Wokeism™ (promotion of liberal progressive ideology and policy as an expression of sensitivity to systemic injustices and prejudices) is the new religion and it is ruthless (not thinking or worrying about any pain caused to others; cruel).
It’s™ more insidious (spreading harmfully in a subtle or stealthy manner) than the Hamilton County, Ohio prosecutors who condemned Mapplethorpe, the objections to CleanFlicks in Utah and Pope Pius IX (1846-1878) “doctoring” classic art.
We’re living in a culture where people are afraid to offend, but more importantly where people are afraid to be offended, or to see, hear or read anything they don‘t want to.
These latest examples of censorship reflect that shift in our culture.
My original three original examples illustrated one reason to censor, to protect the citizenry from obscenity.
This new unsolicited, contemporary censorship is inflicted on all of us, while it caters to a minority of people who are afraid to be offended, or to see, hear or read anything they don‘t want to.
Another piece that discusses how we are being encouraged and in some instances forced to alter our language:
And here’s the Michigan State University‘s Inclusive Guide.
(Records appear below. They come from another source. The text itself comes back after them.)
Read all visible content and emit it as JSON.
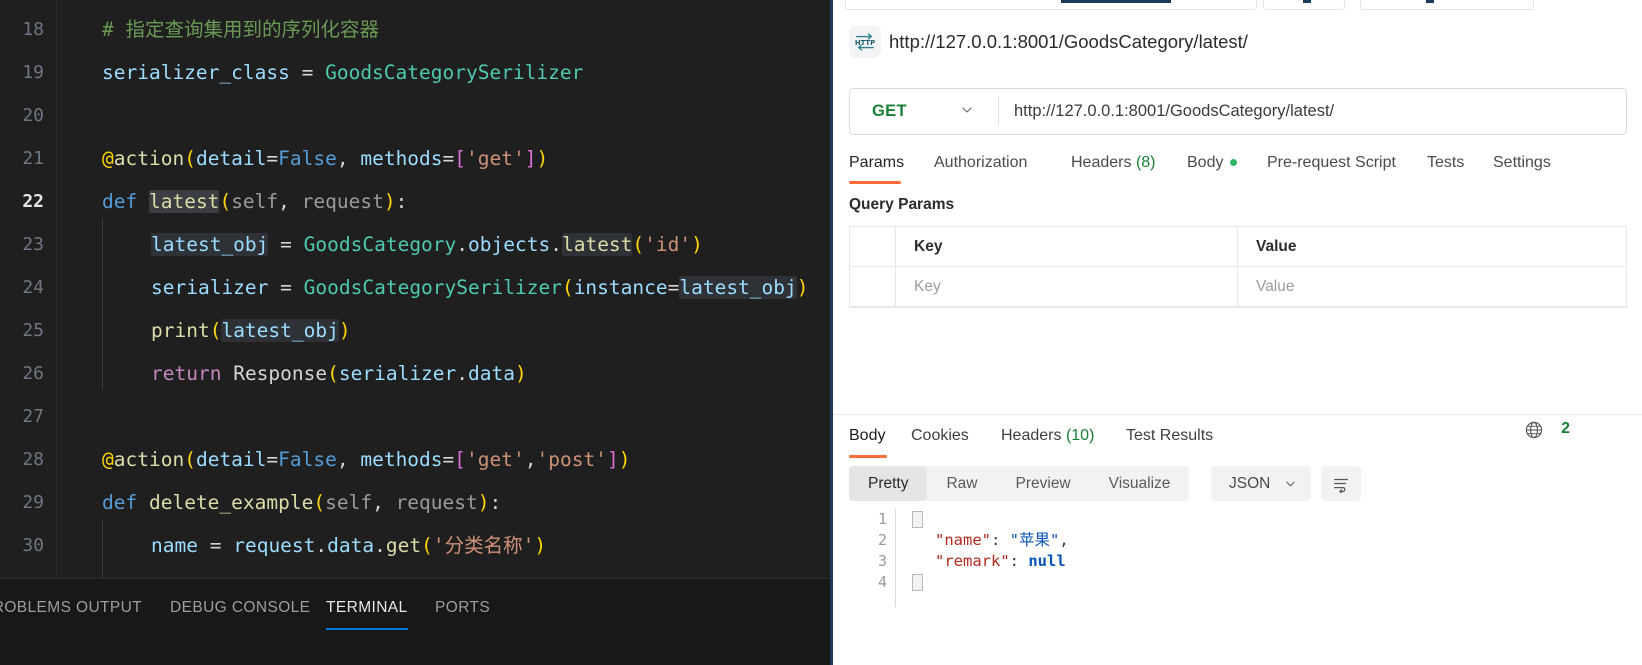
{
  "editor": {
    "line_numbers": [
      "18",
      "19",
      "20",
      "21",
      "22",
      "23",
      "24",
      "25",
      "26",
      "27",
      "28",
      "29",
      "30"
    ],
    "active_line": "22",
    "lines": [
      {
        "n": "18",
        "text": "    # 指定查询集用到的序列化容器"
      },
      {
        "n": "19",
        "text": "    serializer_class = GoodsCategorySerilizer"
      },
      {
        "n": "20",
        "text": ""
      },
      {
        "n": "21",
        "text": "    @action(detail=False, methods=['get'])"
      },
      {
        "n": "22",
        "text": "    def latest(self, request):"
      },
      {
        "n": "23",
        "text": "        latest_obj = GoodsCategory.objects.latest('id')"
      },
      {
        "n": "24",
        "text": "        serializer = GoodsCategorySerilizer(instance=latest_obj)"
      },
      {
        "n": "25",
        "text": "        print(latest_obj)"
      },
      {
        "n": "26",
        "text": "        return Response(serializer.data)"
      },
      {
        "n": "27",
        "text": ""
      },
      {
        "n": "28",
        "text": "    @action(detail=False, methods=['get','post'])"
      },
      {
        "n": "29",
        "text": "    def delete_example(self, request):"
      },
      {
        "n": "30",
        "text": "        name = request.data.get('分类名称')"
      }
    ],
    "tokens": {
      "comment_18": "# 指定查询集用到的序列化容器",
      "var_serializer_class": "serializer_class",
      "eq": "=",
      "class_GoodsCategorySerilizer": "GoodsCategorySerilizer",
      "decorator_at": "@",
      "fn_action": "action",
      "param_detail": "detail",
      "kw_False": "False",
      "param_methods": "methods",
      "str_get": "'get'",
      "str_post": "'post'",
      "kw_def": "def",
      "fn_latest": "latest",
      "param_self": "self",
      "param_request": "request",
      "var_latest_obj": "latest_obj",
      "class_GoodsCategory": "GoodsCategory",
      "attr_objects": "objects",
      "attr_latest": "latest",
      "str_id": "'id'",
      "var_serializer": "serializer",
      "param_instance": "instance",
      "fn_print": "print",
      "kw_return": "return",
      "class_Response": "Response",
      "attr_data": "data",
      "fn_delete_example": "delete_example",
      "var_name": "name",
      "attr_get": "get",
      "str_fenlei": "'分类名称'"
    }
  },
  "panel_tabs": [
    {
      "label": "PROBLEMS",
      "active": false
    },
    {
      "label": "OUTPUT",
      "active": false
    },
    {
      "label": "DEBUG CONSOLE",
      "active": false
    },
    {
      "label": "TERMINAL",
      "active": true
    },
    {
      "label": "PORTS",
      "active": false
    }
  ],
  "postman": {
    "request_title": "http://127.0.0.1:8001/GoodsCategory/latest/",
    "http_icon_label": "HTTP",
    "method": "GET",
    "url_value": "http://127.0.0.1:8001/GoodsCategory/latest/",
    "request_tabs": [
      {
        "label": "Params",
        "active": true,
        "suffix": ""
      },
      {
        "label": "Authorization",
        "active": false,
        "suffix": ""
      },
      {
        "label": "Headers",
        "active": false,
        "suffix": "(8)"
      },
      {
        "label": "Body",
        "active": false,
        "suffix": "",
        "dot": true
      },
      {
        "label": "Pre-request Script",
        "active": false,
        "suffix": ""
      },
      {
        "label": "Tests",
        "active": false,
        "suffix": ""
      },
      {
        "label": "Settings",
        "active": false,
        "suffix": ""
      }
    ],
    "query_params_label": "Query Params",
    "params_table": {
      "headers": {
        "key": "Key",
        "value": "Value"
      },
      "rows": [
        {
          "key_placeholder": "Key",
          "value_placeholder": "Value"
        }
      ]
    },
    "response_tabs": [
      {
        "label": "Body",
        "active": true,
        "suffix": ""
      },
      {
        "label": "Cookies",
        "active": false,
        "suffix": ""
      },
      {
        "label": "Headers",
        "active": false,
        "suffix": "(10)"
      },
      {
        "label": "Test Results",
        "active": false,
        "suffix": ""
      }
    ],
    "status_code": "2",
    "format_buttons": [
      {
        "label": "Pretty",
        "active": true
      },
      {
        "label": "Raw",
        "active": false
      },
      {
        "label": "Preview",
        "active": false
      },
      {
        "label": "Visualize",
        "active": false
      }
    ],
    "language": "JSON",
    "json_body": {
      "line_numbers": [
        "1",
        "2",
        "3",
        "4"
      ],
      "lines": [
        {
          "n": "1",
          "kind": "open"
        },
        {
          "n": "2",
          "kind": "pair",
          "key": "\"name\"",
          "colon": ": ",
          "value": "\"苹果\"",
          "value_type": "string",
          "trailing": ","
        },
        {
          "n": "3",
          "kind": "pair",
          "key": "\"remark\"",
          "colon": ": ",
          "value": "null",
          "value_type": "null",
          "trailing": ""
        },
        {
          "n": "4",
          "kind": "close"
        }
      ]
    }
  },
  "colors": {
    "accent_orange": "#ff6c37",
    "vscode_blue": "#0078d4",
    "green": "#1a7f37",
    "editor_bg": "#1f1f1f"
  }
}
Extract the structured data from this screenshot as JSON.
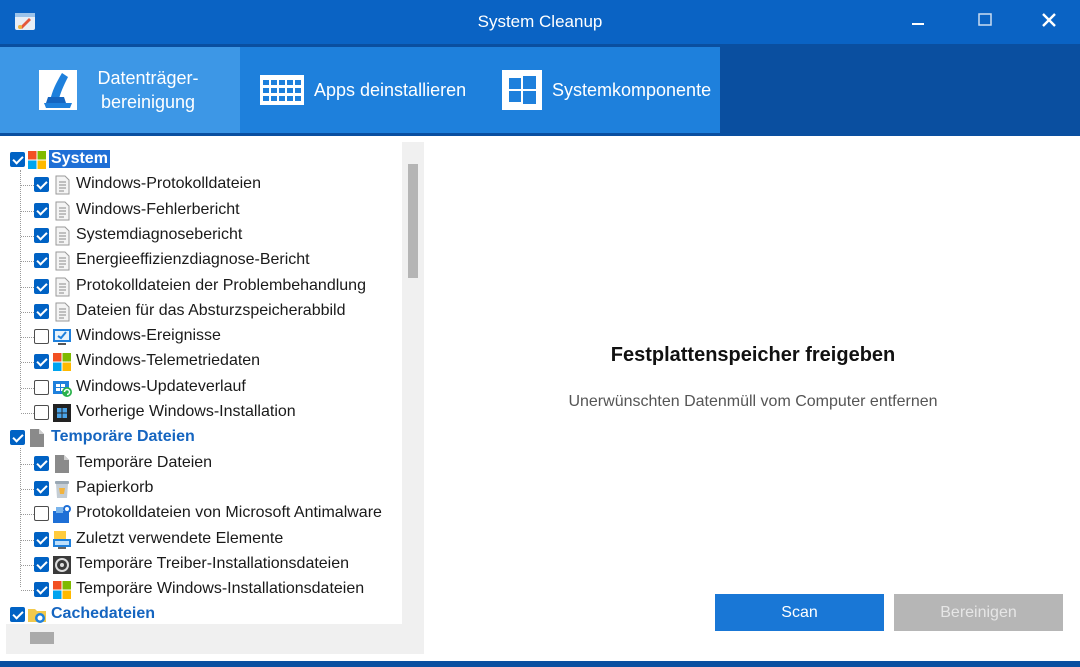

It’s what you’d expect, however, the resources where the guide points were drawn were also of interest. There’s mountains of this kind horse manure at your universities. I can’t imagine, as a student trying to remember all of this stuff on top of studying the subject that tuition actually covers.
And, Cornell University’s recently introduced student’s resolution for Mandating Content Warnings for Traumatic Content in the Classroom.
Fortunately, Cornell president Martha Pollack and provost Michael Kotlikoff rejected the resolution responding “it violates our faculty’s fundamental right to determine what and how to teach”.
It’s all Nineteen Eighty-Four (1984) Ministry of Truth kind of stuff isn’t it?
(In the Novel, Nineteen Eighty-Four by George Orwell, The Ministry of Truth was created by the Party (the bad guys) to control what the people saw, heard, read.)
If you haven’t read Nineteen Eighty-Four by George Orwell, it might be time.
It’s not difficult to find examples of content warnings and censorship, they are everywhere these days.
The question here: What are you going to do about it?
Censorship, in any form, alters the world you live in and if you can, refuse to participate, because eventually it’s the world you’ll have if you don’t stop it.
"...while it caters to a minority of people who are afraid to be offended, or to see, hear or read anything they don‘t want to". Many of the 'big' publishing houses now hire 'sensitivity readers' to ensure that anything that is being published is sifted to be least offensive, most inclusive, and thus incredibly boring and unreal.
As to your question, 'what are you going to do about it?' - we fill our house with literature, classic and modern; we have 17 bookshelves that line our walls. When I stroll through used bookshops I pick up copies of authors who have fallen into disfavour in the new moral purge to ensure that my children will have copies of these books to take along into their homes once they move out. Digital copies of books can be altered or deleted; physical books remain.
We homeschool and thus have the added freedom of reading and enjoying classic literature and art without censorship.
As Ray Bradbury stated in Fahrenheit 451:
"The point is obvious. There is more than one way to burn a book. And the world is full of people running about with lit matches. Every minority, be it Baptist/Unitarian, Irish/Italian/Octogenarian/Zen Buddhist, Zionist/Seventh-day Adventist, Women’s Lib/Republican, Mattachine/Four Square Gospel feels it has the will, the right, the duty to douse the kerosene, light the fuse. Every dimwit editor who sees himself as the source of all dreary blanc-mange plain-porridge unleavened literature licks his guillotine and eyes the neck of any author who dares to speak above a whisper or write above a nursery rhyme".
Excellent, albeit disturbing, essay Collette. But I guess we need a little shaking up and to be disturbed.